Source:  American Trucking Associations

(The above chart is several years old, and post-pandemic data will likely show substantial deterioration.)

Digitization is not the only thing the pandemic pulled forward.  It also pulled forward retirements, including in blue-collar occupations that have proven to be more important for the functioning of the country than many media pundits understood, and harder to replace.  With apologies to the geniuses of Silicon Valley, self-driving trucks are not coming to the rescue any time soon.

This is a further reason why we do not believe rising costs for businesses that ultimately derive from labor costs are going to be as transitory as hoped, and neither will the inflation those costs drive.

A further case in point:  the ongoing labor dispute in which John Deere [DE] employees said “no thanks” to a company offer approved by union management.  Organized labor in the United States has been in generational decline since the Air Traffic Controllers’ wildcat strike in 1981 and the Reagan administration’s hardball response that defeated it.  The pandemic acceleration of demographic labor-force attrition might be the beginning of a revival of fortunes for U.S. organized labor, which has now shrunk to a small slice of the overall workforce.

Last week, we offered some reflections on the political consequences of inflation.  A rise in the economic and political power of labor could have similar unexpected consequences.  We would not rule out a shift in the internal politics of the Democratic Party, which for some time has been largely shaped by the Party’s left wing.  Such a shift would be more grassroots than the policy postures of recent years — dare we say more conservative?

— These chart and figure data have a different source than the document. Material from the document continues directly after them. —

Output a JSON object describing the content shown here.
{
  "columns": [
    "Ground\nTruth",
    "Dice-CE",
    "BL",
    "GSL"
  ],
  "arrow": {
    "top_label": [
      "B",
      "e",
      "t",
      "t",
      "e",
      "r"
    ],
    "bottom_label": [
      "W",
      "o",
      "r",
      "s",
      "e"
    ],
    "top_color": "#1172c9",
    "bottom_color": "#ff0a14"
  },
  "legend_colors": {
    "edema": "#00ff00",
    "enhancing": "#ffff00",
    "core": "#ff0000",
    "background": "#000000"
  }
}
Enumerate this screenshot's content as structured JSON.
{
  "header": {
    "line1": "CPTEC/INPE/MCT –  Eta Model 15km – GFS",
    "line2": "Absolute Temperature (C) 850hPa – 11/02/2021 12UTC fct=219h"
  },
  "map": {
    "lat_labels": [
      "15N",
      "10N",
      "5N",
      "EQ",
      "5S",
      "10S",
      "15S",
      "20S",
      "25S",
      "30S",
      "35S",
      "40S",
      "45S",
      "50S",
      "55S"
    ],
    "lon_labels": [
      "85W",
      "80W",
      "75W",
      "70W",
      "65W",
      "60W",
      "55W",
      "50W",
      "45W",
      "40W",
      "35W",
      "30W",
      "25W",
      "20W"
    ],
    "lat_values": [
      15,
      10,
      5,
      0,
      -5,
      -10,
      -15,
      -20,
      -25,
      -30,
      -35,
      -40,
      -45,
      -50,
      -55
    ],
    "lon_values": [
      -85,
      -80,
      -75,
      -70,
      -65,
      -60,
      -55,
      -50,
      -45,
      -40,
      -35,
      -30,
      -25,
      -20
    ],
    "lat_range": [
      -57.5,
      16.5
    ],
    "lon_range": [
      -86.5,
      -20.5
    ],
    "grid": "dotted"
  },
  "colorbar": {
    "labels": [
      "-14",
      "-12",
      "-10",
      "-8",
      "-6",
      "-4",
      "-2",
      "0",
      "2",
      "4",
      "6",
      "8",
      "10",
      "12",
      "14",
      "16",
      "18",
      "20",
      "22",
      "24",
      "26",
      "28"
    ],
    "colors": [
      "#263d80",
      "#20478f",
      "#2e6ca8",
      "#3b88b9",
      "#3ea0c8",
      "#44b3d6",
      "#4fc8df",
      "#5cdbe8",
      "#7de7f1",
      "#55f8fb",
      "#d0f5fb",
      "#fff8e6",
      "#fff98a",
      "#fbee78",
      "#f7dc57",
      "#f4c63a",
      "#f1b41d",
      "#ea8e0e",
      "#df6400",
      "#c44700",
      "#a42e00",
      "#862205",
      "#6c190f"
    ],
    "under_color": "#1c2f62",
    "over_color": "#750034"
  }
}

It would also reflect the Republican Party’s transition towards more populist and labor-friendly positions.  As we often observed throughout the Trump administration, Trump would come and go — but the dynamics that drove his 2016 election remain in place, and indeed, have accelerated over the past two years during the pandemic.  Working-class American voters across party lines felt that they had suffered from decades of eroding income and social standing through offshoring, poorly negotiated trade deals, and social diminishment under an administrative state run by condescending academic technocrats. 

We anticipate that labor militancy will increase in coming years.  Readers who remember the pre-Reagan era will recall how much more frequent strikes were in those days.  With economic forces favoring labor, work stoppages are likely to become more common.

Investment implications:  The supply chain snarls and rising costs of the lockdown aftermath are largely attributable to the pandemic’s effects on labor.  This is likely to mean that inflationary pressures will be more persistent than the majority of commentators assumed until recently.  A structural decline in labor-force participation — a pull-forward of retirement in a number of critical and hard-to-replace industries — could also lead to a revival of fortune for organized labor and have significant, and perhaps moderating, effects on the platforms and political programs of the major U.S. political parties to reflect more closely what we view as a fundamental centrism of the American electorate.  If this pattern persists, it will lead us to discount the likelihood of the implementation of further sweeping policy changes on a Federal level, which would have effects on the prospects of a swath of sectors and industries.  On the inflation front, we continue to prefer companies with pricing power who are less reliant on labor and material inputs (and particularly labor inputs in the lower strata of the wage structure).